La Comisión de Seguimiento de la N-550 volvió alzar la voz este martes con una concentración y un corte de tráfico en el cruce con el Camino da Quiringosta, en Mos, para reclamar al Gobierno central actuaciones urgentes que mejoren la seguridad en uno de los tramos más conflictivos de esta carretera estatal.

La movilización tuvo lugar en el mismo punto donde hace apenas unos días una peregrina fue atropellada mientras cruzaba la N-550, un accidente que ha reavivado las reivindicaciones vecinales y ha servido de detonante para una nueva protesta.

La convocatoria contó con un amplio respaldo institucional y social, con la participación de representantes de todos los grupos políticos con presencia en la Corporación municipal, miembros de la Comisión de Seguimiento de la N-550, asociaciones vecinales, colectivos sociales y numerosos vecinos.

La protesta se produce pocos días después de la reunión de la Mesa do Camiño, en la que participaron representantes del Xacobeo 2027, de la Xunta de Galicia, de la Diputación de Pontevedra, del Concello de Mos y de entidades vinculadas al Camino Portugués.

Entre las medidas planteadas figuran la construcción de un paso elevado o subterráneo para los peregrinos, la conversión de determinados tramos de la N-550 en travesía urbana y la instalación de un radar fijo con límite de 50 kilómetros por hora en una de las zonas de mayor riesgo.

«No vamos a parar»

La alcaldesa de Mos, Nidia Arévalo, agradeció la respuesta de la ciudadanía y dejó claro que las movilizaciones continuarán mientras no exista un compromiso firme por parte del Estado.

«Hoxe Mos deu unha nova mostra de unidade para defender unha causa que nos afecta a todos. Pero tamén quero deixar claro que esta non será a última mobilización. Mentres non haxa compromisos firmes e actuacións reais por parte da Administración do Estado, seguiremos convocando cantas accións sexan necesarias», afirmó.

La regidora insistió en que la realidad de esta carretera ha cambiado y que debe adaptarse al intenso uso que soporta diariamente. «O que estamos esixindo é unha travesía urbana. Esta estrada xa non funciona como unha estrada convencional. Aquí conviven todos os días veciños de Mos e do Porriño, peregrinos, persoas que van aos comercios, aos seus traballos ou aos servizos da zona. A realidade da N-550 cambiou e a estrada ten que adaptarse a esa realidade», señaló.

Arévalo recordó que el Concello lleva años alertando de la peligrosidad de este tramo y reclamando soluciones. «Levamos anos advertindo do perigo desta estrada. Non queremos ter que lamentar unha nova desgraza para que se actúe.
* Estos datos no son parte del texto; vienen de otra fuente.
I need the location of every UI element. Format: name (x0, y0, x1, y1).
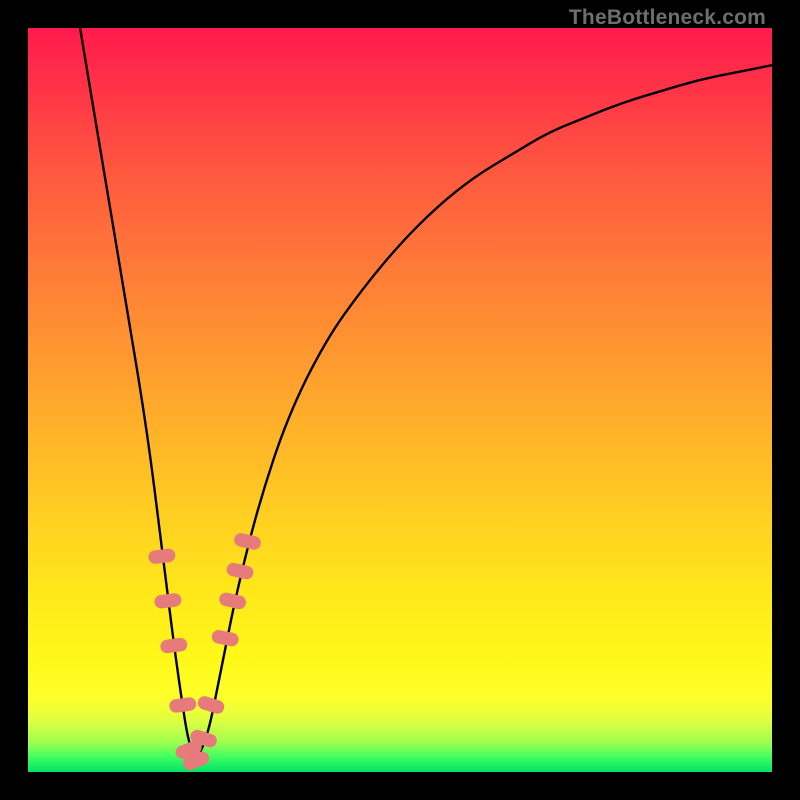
highlight-marker (168, 696, 197, 713)
highlight-marker (196, 695, 226, 716)
bottleneck-curve-svg (28, 28, 772, 772)
chart-frame: TheBottleneck.com (0, 0, 800, 800)
highlight-marker (218, 591, 247, 610)
highlight-marker (154, 592, 182, 609)
chart-plot-area (28, 28, 772, 772)
highlight-marker (160, 637, 189, 654)
highlight-marker (233, 532, 262, 551)
highlight-marker (225, 561, 254, 580)
highlight-marker (211, 629, 240, 648)
highlight-marker (148, 548, 176, 565)
watermark-text: TheBottleneck.com (569, 6, 766, 30)
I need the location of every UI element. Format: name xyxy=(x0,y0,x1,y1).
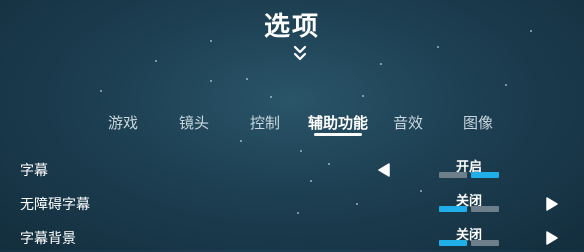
options-tab-bar: 游戏 镜头 控制 辅助功能 音效 图像 xyxy=(0,112,584,136)
double-chevron-down-icon[interactable] xyxy=(292,44,308,62)
arrow-right-icon[interactable] xyxy=(544,230,560,246)
tab-accessibility[interactable]: 辅助功能 xyxy=(308,112,368,133)
arrow-right-icon[interactable] xyxy=(544,196,560,212)
option-segment xyxy=(471,172,499,178)
option-segment xyxy=(471,240,499,246)
tab-camera[interactable]: 镜头 xyxy=(179,112,209,133)
option-segment xyxy=(439,172,467,178)
setting-row-subtitles: 字幕 开启 xyxy=(0,154,584,184)
option-segment xyxy=(471,206,499,212)
page-title: 选项 xyxy=(263,12,320,42)
tab-graphics[interactable]: 图像 xyxy=(463,112,493,133)
option-segment xyxy=(439,206,467,212)
setting-label: 字幕 xyxy=(20,163,48,179)
tab-game[interactable]: 游戏 xyxy=(108,112,138,133)
setting-row-subtitle-background: 字幕背景 关闭 xyxy=(0,222,584,252)
tab-controls[interactable]: 控制 xyxy=(250,112,280,133)
option-segment xyxy=(439,240,467,246)
arrow-left-icon[interactable] xyxy=(376,162,392,178)
setting-label: 字幕背景 xyxy=(20,231,76,247)
setting-label: 无障碍字幕 xyxy=(20,197,90,213)
setting-row-accessible-subtitles: 无障碍字幕 关闭 xyxy=(0,188,584,218)
tab-audio[interactable]: 音效 xyxy=(393,112,423,133)
active-tab-indicator xyxy=(314,133,362,136)
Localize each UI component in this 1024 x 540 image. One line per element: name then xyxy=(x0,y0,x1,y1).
O que está a pasar aquí vese todos os días», aseguró.

La alcaldesa también puso el foco en la realidad cotidiana de la vía, utilizada no solo por peregrinos, sino también por numerosos residentes. «Aquí non só pasan peregrinos. Todos os días vemos persoas maiores, cadeiras de rodas, carriños de bebés e centos de veciños que se desprazan a pé entre Mos e O Porriño. Non é razoable que teñan que facelo asumindo este nivel de risco», lamentó.

Además, reclamó el desbloqueo de proyectos pendientes desde hace años, como el del Tablado de Louredo, que, según explicó, continúa paralizado y obliga a algunos vecinos a realizar largos desplazamientos para acceder a sus viviendas.

La alcaldesa concluyó con un mensaje de firmeza dirigido al Ministerio de Transportes. «Estamos fartos, estamos cansos e non imos cesar nesta reivindicación ata que a N-550 deixe de ser un problema para a veciñanza e para os peregrinos», sentenció.

El Concello de Mos reiteró su disposición a seguir colaborando con el resto de administraciones y con los colectivos implicados para impulsar actuaciones que permitan reducir la siniestralidad y garantizar un tránsito más seguro para vecinos, peregrinos y el conjunto de usuarios de una carretera cuya transformación consideran ya inaplazable.